One of our in-state beers of Pennsylvania is the much beloved Yuengling, which despite the spelling with the “u” is pronounced /jɪŋlɪŋ/ or “ying-ling.” Obviously the exotic “ue” spelling is a clue that Yuengling did not start out as a native word.
Sure enough, if you head over to the Yuengling brewery site, you will find the explanation that it’s orignally German for “young man”, now spelled as Jüngling ‘youth or youngling’. In the semi-nativized spelling, the “ue” represents the sound /ü/ (or IPA /y/) which is a front-round vowel also found in French. To pronounce /ü/, say /i/ (or “ee”) and round your lips. It should sound a little different from the back rounded vowel /u/.
The next obvious step is that English speakers “fixed” the exotic /ü/ to a sound found in English, namely /i/. The odd thing is that normally, /ü/ is changed to /u/, not /i/. For instance the French expression déjà vu [deʒa vü] is normally pronounced as [deʒa vu] in English not [deʒa vi] (i.e. not “deja vee”).
So why not [juŋlɪŋ] for Yuengling? I’m speculating here, but I think the reason is the [ŋ] “ng” in the first syllable. English does not generally allow [u] or [ʊ] before [ŋ]. That is, you won’t find many “oong” [uŋ] words while “ing”, “ang” and “ong” words are much more common.

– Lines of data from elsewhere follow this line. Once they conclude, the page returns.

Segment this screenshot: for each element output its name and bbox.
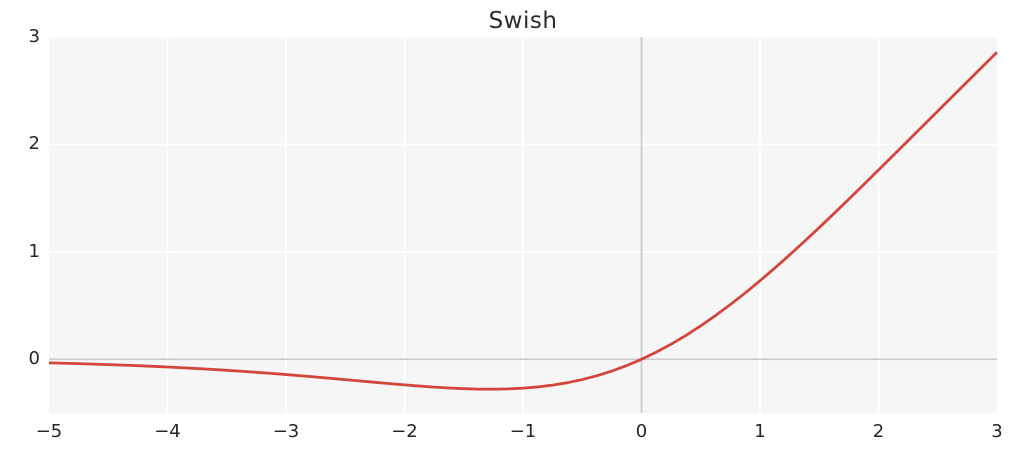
swish-curve (48, 51, 998, 391)
x-tick-label: −3 (272, 421, 300, 442)
x-tick-label: −1 (509, 421, 537, 442)
x-tick-label: 0 (635, 421, 648, 442)
x-tick-label: −5 (35, 421, 63, 442)
y-tick-label: 1 (28, 240, 40, 262)
x-tick-label: 2 (872, 421, 885, 442)
x-tick-label: −2 (391, 421, 418, 442)
x-tick-label: 3 (991, 421, 1003, 442)
chart-title: Swish (488, 8, 558, 34)
x-tick-label: 1 (754, 421, 766, 442)
x-tick-label: −4 (154, 421, 181, 442)
y-tick-label: 0 (28, 348, 40, 370)
y-tick-label: 3 (28, 26, 40, 47)
y-tick-label: 2 (28, 133, 40, 155)
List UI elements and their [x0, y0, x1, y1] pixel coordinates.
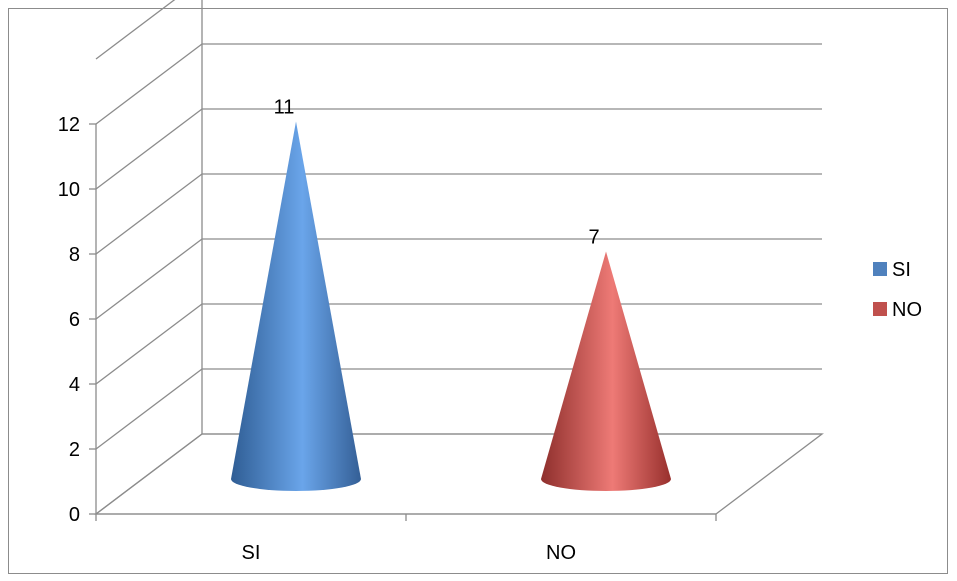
cone-body — [541, 251, 671, 491]
x-tick-label: SI — [242, 542, 261, 564]
y-tick-label: 12 — [58, 114, 80, 136]
cone-body — [231, 121, 361, 491]
y-tick-label: 0 — [69, 504, 80, 526]
legend: SI NO — [873, 259, 922, 321]
side-gridline — [95, 43, 203, 125]
legend-swatch — [873, 262, 887, 276]
y-tick-label: 4 — [69, 374, 80, 396]
side-gridline — [95, 303, 203, 385]
y-tick-label: 10 — [58, 179, 80, 201]
side-gridline — [95, 173, 203, 255]
axis-layer: 0 2 4 6 8 10 12 SI NO — [58, 114, 717, 564]
chart-frame — [8, 8, 948, 574]
floor — [94, 433, 824, 515]
legend-swatch — [873, 302, 887, 316]
side-gridline — [95, 108, 203, 190]
y-tick-label: 6 — [69, 309, 80, 331]
side-gridline — [95, 238, 203, 320]
side-gridline — [95, 368, 203, 450]
x-tick-label: NO — [546, 542, 576, 564]
y-tick-label: 2 — [69, 439, 80, 461]
grid-layer — [94, 0, 824, 515]
legend-label: NO — [892, 299, 922, 321]
side-gridline — [95, 0, 176, 60]
marks-layer: 11 7 — [231, 97, 671, 491]
cone-no — [541, 251, 671, 491]
cone-si — [231, 121, 361, 491]
legend-label: SI — [892, 259, 911, 281]
data-label: 7 — [588, 227, 599, 249]
y-tick-label: 8 — [69, 244, 80, 266]
data-label: 11 — [274, 97, 295, 119]
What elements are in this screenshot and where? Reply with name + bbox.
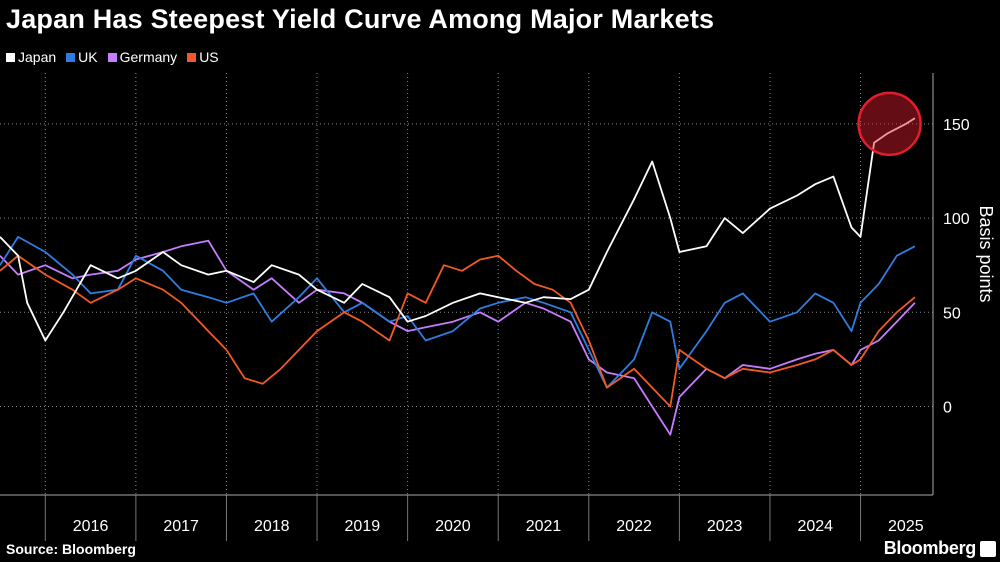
- x-tick-label: 2020: [435, 518, 471, 535]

The only “oong” word I found in the Oxford English Dictionary was the Australian slang word boong (borrowed from a local aboriginal language). The only other one I know is Star Trek warlord Khan Noonian Soong, but that is meant to be an “Asian name” (and it does exist in Chinese as in Soong Mei Ling, Madam Chang Kai-Shek). Therefore I think it is valid to conclude that English did not favor [uŋ] clusters.
FYI – There are “ung” words, but they are actually pronounced [ʌŋ].
When the pronunciation of Yuengling was being nativized a few centuries ago, I think the normal change of [ü] to [u] was rejected because you would have gotten another disfavored cluster [uŋ], so the only alternate left was to change [ü] to [i].
Interestingly, we do not have names like Carl Jung [juŋ]. It would be interesting to see what would happen to Jüngling today, but in the meantime, the pronunciation of Yuengling has become fixed as “ying ling”…and there’s no going back in this case.